A question of why he had actually come here for the first time in months dug up the answer clearly in his mind: He was here for one reason and that was that he didn’t trust himself alone elsewhere, possibilities abound, for instance binge drinking and a brawl fight when shit hits the roof. His family kill circle was better, especially now that fortune (or misfortune, depending on whose side you are viewing it from) had spared Queen.

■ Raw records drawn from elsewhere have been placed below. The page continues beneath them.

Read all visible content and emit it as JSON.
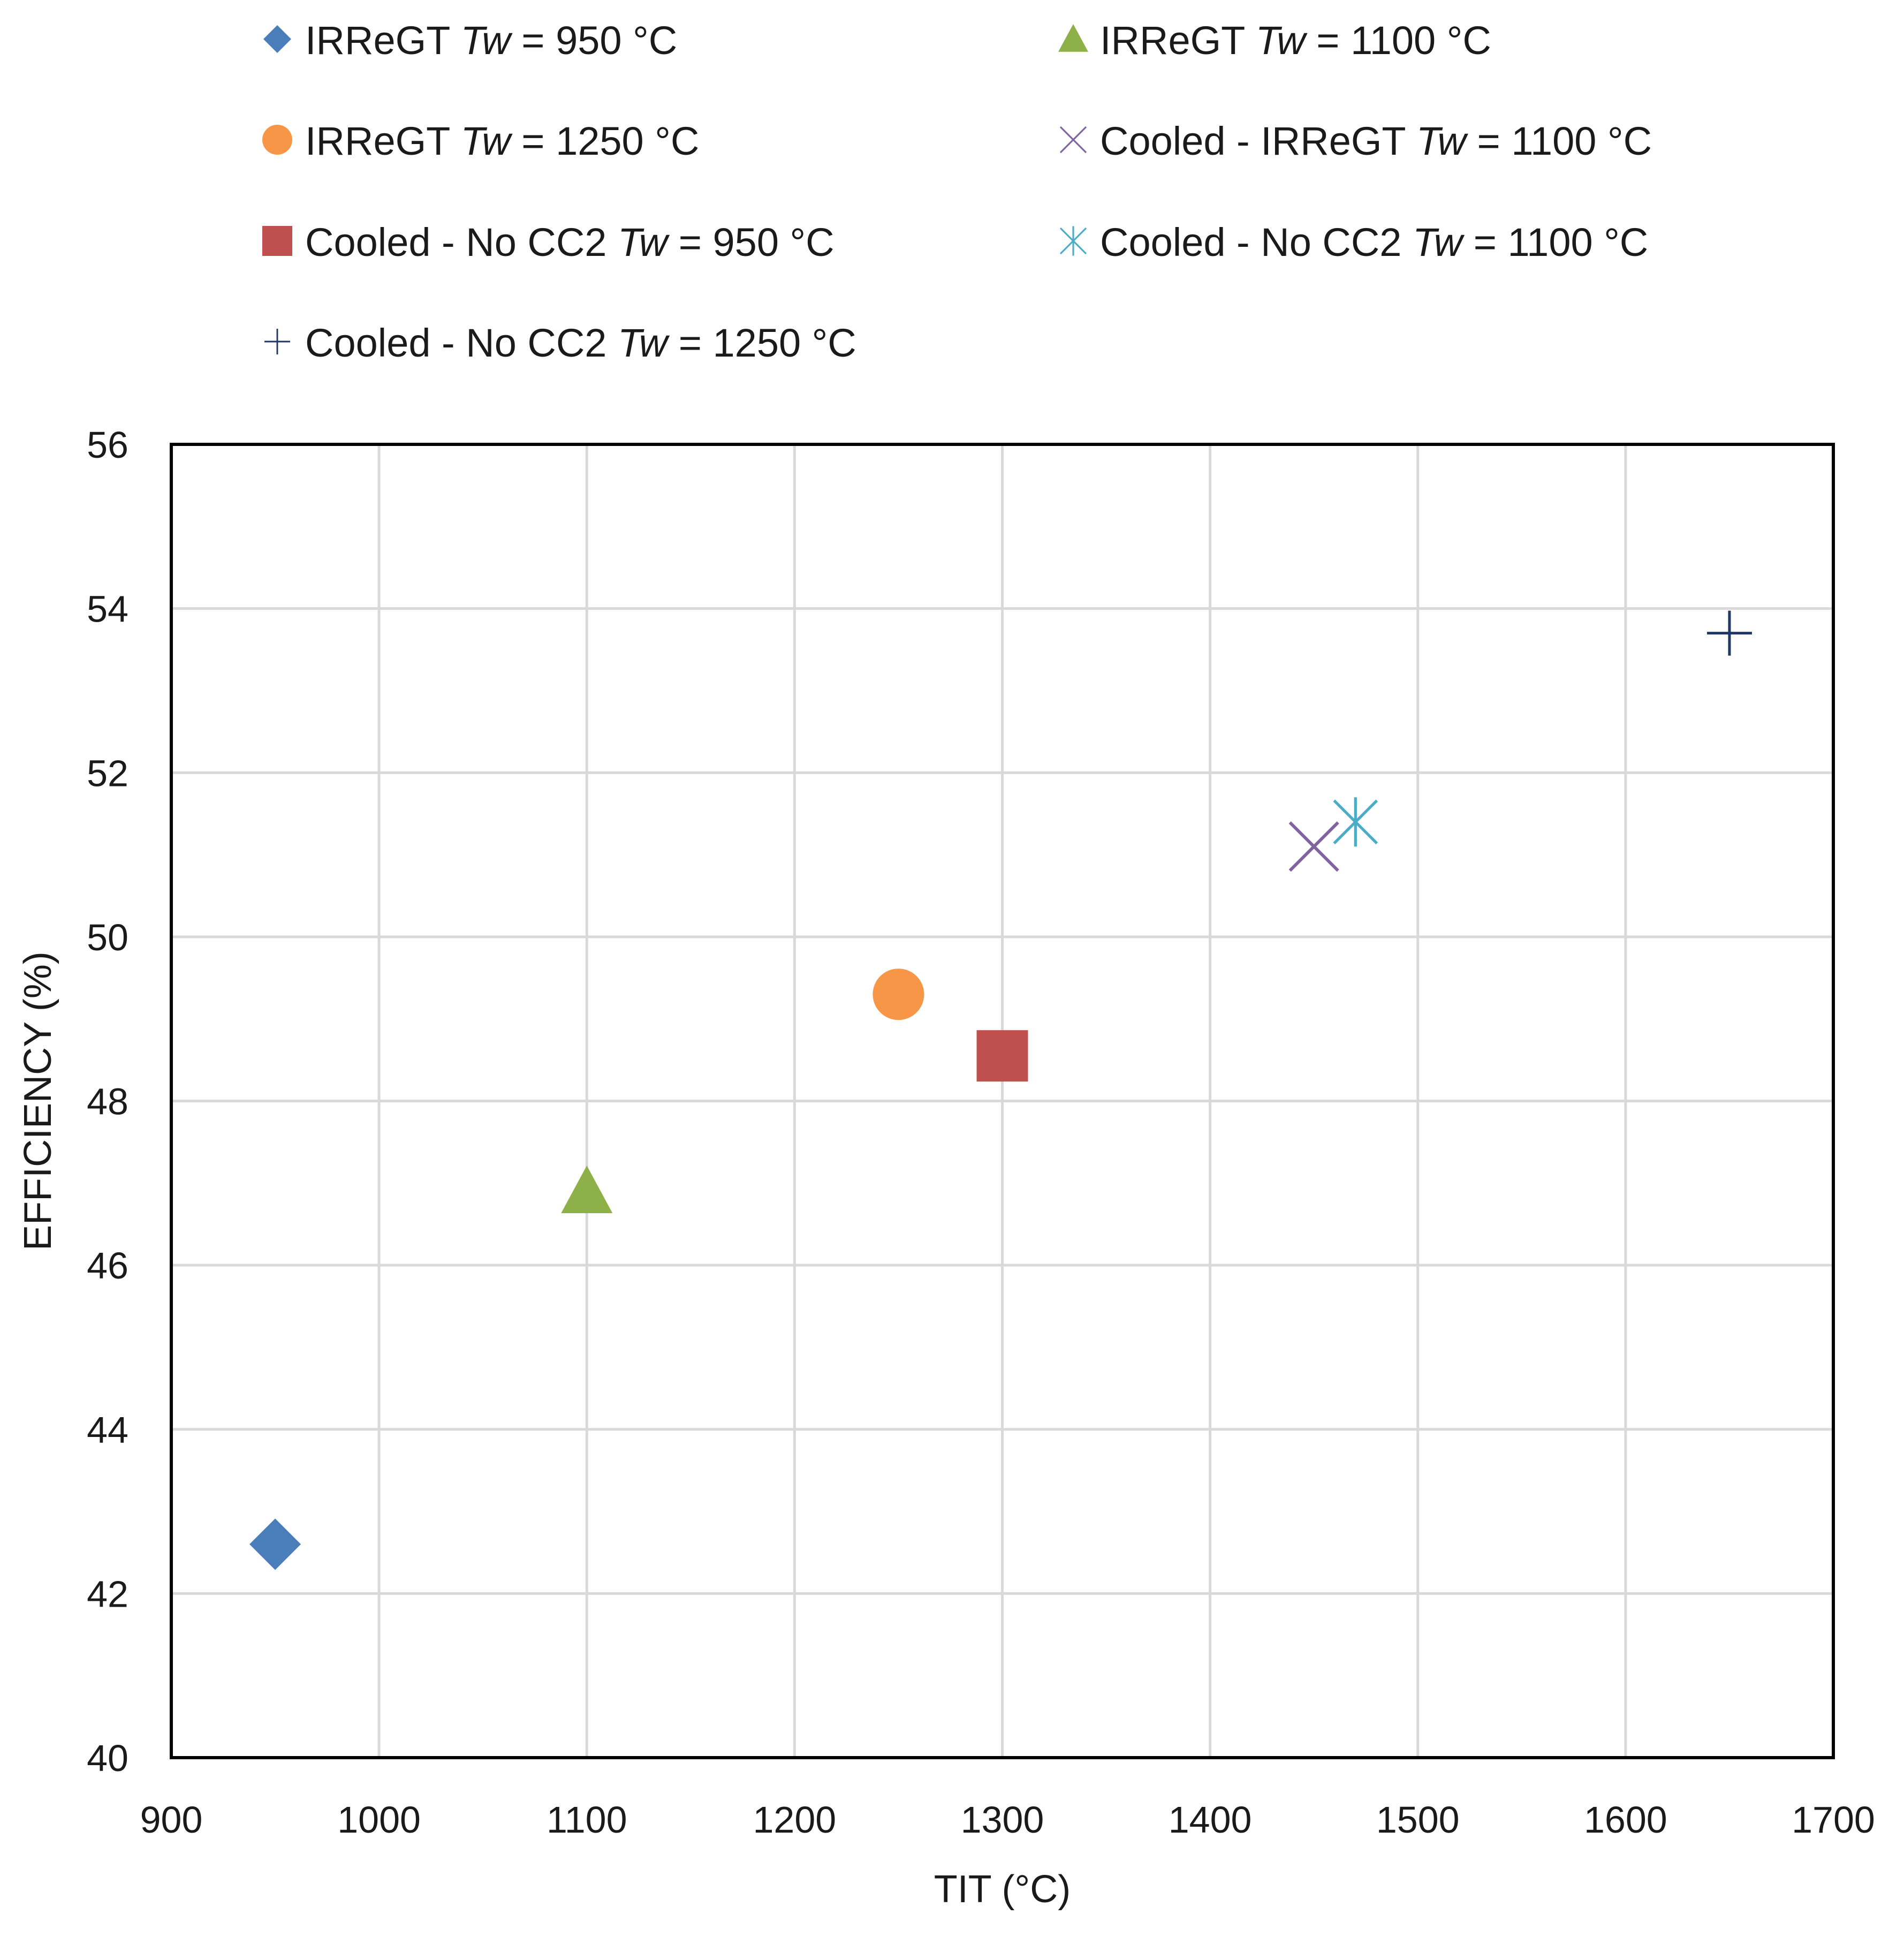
{
  "chart_data": {
    "type": "scatter",
    "title": "",
    "xlabel": "TIT (°C)",
    "ylabel": "EFFICIENCY (%)",
    "xlim": [
      900,
      1700
    ],
    "ylim": [
      40,
      56
    ],
    "xticks": [
      900,
      1000,
      1100,
      1200,
      1300,
      1400,
      1500,
      1600,
      1700
    ],
    "yticks": [
      40,
      42,
      44,
      46,
      48,
      50,
      52,
      54,
      56
    ],
    "grid": true,
    "legend_position": "top",
    "series": [
      {
        "name": "IRReGT Tw = 950 °C",
        "label_prefix": "IRReGT ",
        "label_suffix": " = 950 °C",
        "marker": "diamond",
        "color": "#4a7ebb",
        "x": 950,
        "y": 42.6
      },
      {
        "name": "IRReGT Tw = 1100 °C",
        "label_prefix": "IRReGT ",
        "label_suffix": " = 1100 °C",
        "marker": "triangle",
        "color": "#8db048",
        "x": 1100,
        "y": 46.9
      },
      {
        "name": "IRReGT Tw = 1250 °C",
        "label_prefix": "IRReGT ",
        "label_suffix": " = 1250 °C",
        "marker": "circle",
        "color": "#f79646",
        "x": 1250,
        "y": 49.3
      },
      {
        "name": "Cooled - IRReGT Tw = 1100 °C",
        "label_prefix": "Cooled - IRReGT ",
        "label_suffix": " = 1100 °C",
        "marker": "x",
        "color": "#8064a2",
        "x": 1450,
        "y": 51.1
      },
      {
        "name": "Cooled - No CC2 Tw = 950 °C",
        "label_prefix": "Cooled - No CC2 ",
        "label_suffix": " = 950 °C",
        "marker": "square",
        "color": "#c0504d",
        "x": 1300,
        "y": 48.55
      },
      {
        "name": "Cooled - No CC2 Tw = 1100 °C",
        "label_prefix": "Cooled - No CC2 ",
        "label_suffix": " = 1100  °C",
        "marker": "asterisk",
        "color": "#4bacc6",
        "x": 1470,
        "y": 51.4
      },
      {
        "name": "Cooled - No CC2 Tw = 1250 °C",
        "label_prefix": "Cooled - No CC2 ",
        "label_suffix": " = 1250 °C",
        "marker": "plus",
        "color": "#1f3864",
        "x": 1650,
        "y": 53.7
      }
    ],
    "legend_symbol": "Tw"
  }
}
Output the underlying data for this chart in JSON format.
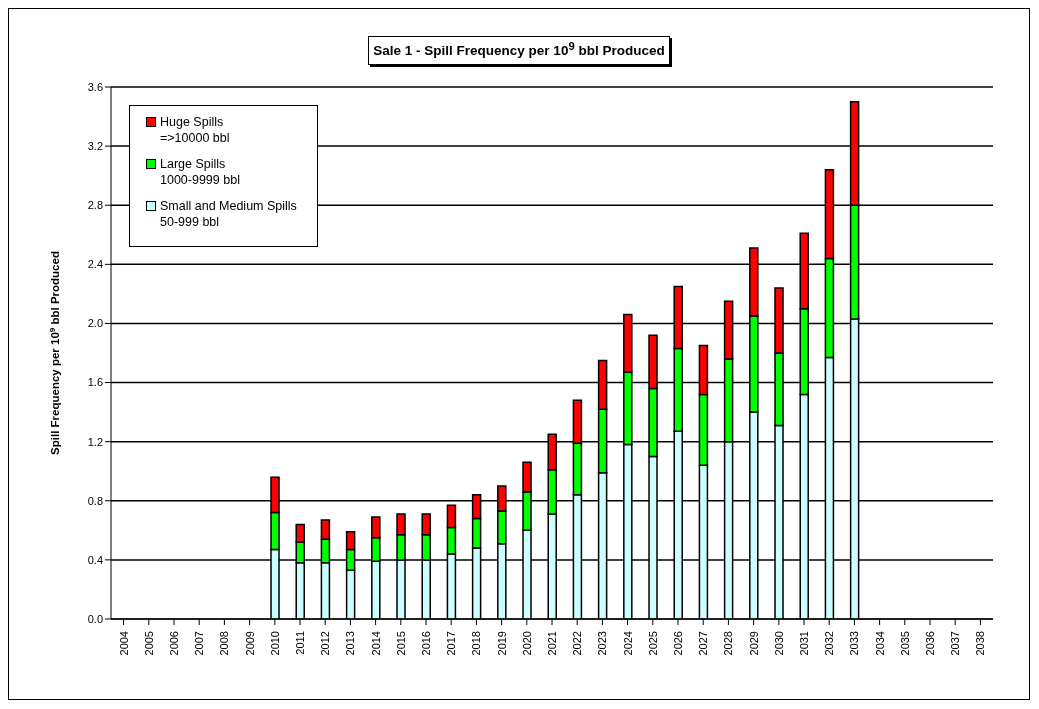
{
  "chart_data": {
    "type": "bar",
    "stacked": true,
    "title": "Sale 1 - Spill Frequency per 10$^{9}$ bbl Produced",
    "ylabel": "Spill Frequency per 10$^{9}$ bbl Produced",
    "categories": [
      "2004",
      "2005",
      "2006",
      "2007",
      "2008",
      "2009",
      "2010",
      "2011",
      "2012",
      "2013",
      "2014",
      "2015",
      "2016",
      "2017",
      "2018",
      "2019",
      "2020",
      "2021",
      "2022",
      "2023",
      "2024",
      "2025",
      "2026",
      "2027",
      "2028",
      "2029",
      "2030",
      "2031",
      "2032",
      "2033",
      "2034",
      "2035",
      "2036",
      "2037",
      "2038"
    ],
    "series": [
      {
        "name": "Small and Medium Spills\n50-999 bbl",
        "color": "#ccffff",
        "values": [
          null,
          null,
          null,
          null,
          null,
          null,
          0.47,
          0.38,
          0.38,
          0.33,
          0.39,
          0.4,
          0.4,
          0.44,
          0.48,
          0.51,
          0.6,
          0.71,
          0.84,
          0.99,
          1.18,
          1.1,
          1.27,
          1.04,
          1.2,
          1.4,
          1.31,
          1.52,
          1.77,
          2.03,
          null,
          null,
          null,
          null,
          null
        ]
      },
      {
        "name": "Large Spills\n1000-9999 bbl",
        "color": "#00ff00",
        "values": [
          null,
          null,
          null,
          null,
          null,
          null,
          0.25,
          0.14,
          0.16,
          0.14,
          0.16,
          0.17,
          0.17,
          0.18,
          0.2,
          0.22,
          0.26,
          0.3,
          0.35,
          0.43,
          0.49,
          0.46,
          0.56,
          0.48,
          0.56,
          0.65,
          0.49,
          0.58,
          0.67,
          0.77,
          null,
          null,
          null,
          null,
          null
        ]
      },
      {
        "name": "Huge Spills\n=>10000 bbl",
        "color": "#ff0000",
        "values": [
          null,
          null,
          null,
          null,
          null,
          null,
          0.24,
          0.12,
          0.13,
          0.12,
          0.14,
          0.14,
          0.14,
          0.15,
          0.16,
          0.17,
          0.2,
          0.24,
          0.29,
          0.33,
          0.39,
          0.36,
          0.42,
          0.33,
          0.39,
          0.46,
          0.44,
          0.51,
          0.6,
          0.7,
          null,
          null,
          null,
          null,
          null
        ]
      }
    ],
    "ylim": [
      0,
      3.6
    ],
    "yticks": [
      {
        "value": 0,
        "label": "0.0"
      },
      0.4,
      0.8,
      1.2,
      1.6,
      {
        "value": 2,
        "label": "2.0"
      },
      2.4,
      2.8,
      3.2,
      3.6
    ],
    "grid": "y",
    "legend": "top left"
  }
}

“I really don’t understand why someone as busy as you would want to settle for another surgeon, my son.” Grandma Stella, the yeye oge of Lagos herself commented over a glass of martini. “I told my Richard, to cut down and settle for a desk job if things were going to work, it took a lot of convincing, but he did, things worked.” She raised a glass as if to toast—showing off a ring neither Dave’s parents had agreed to acknowledge—with a mischievous smile that spoke the unspeakable. He had been told to have same smile. Madame Silva shifted uncomfortably. His father looked amused, evidently, at the effect the talk of ‘My Richard’ still had on his wife. Richard is an immigration officer, nearly half the age of Grandma Stella, he’s her boyfriend and they seemed happy despite the disapproval of Madame Silva, who is still hard press that Richard is just a gold digger. From the lush Brazilian hair, the sumptuous painted lips and heavy makeup, to the see-through lace and magnificent gele on her head, Grandma exuded the air of a woman not yet ready to resign to age. She was always fun to be around, though she was rarely around during Dave’s childhood. She had her own business and societal responsibility as the traditional title, yeye oge, dictated, and was rumoured to hate kids. She however, had that free fun-filled spirit that contrast her with Madam Silva’s take-no-hostage, all-business vibes. Madam Silva’s frown followed the diamond ring on Grandma Stella’s hand as she touched Dave’s hand. “you understand, don’t you, oko mi?”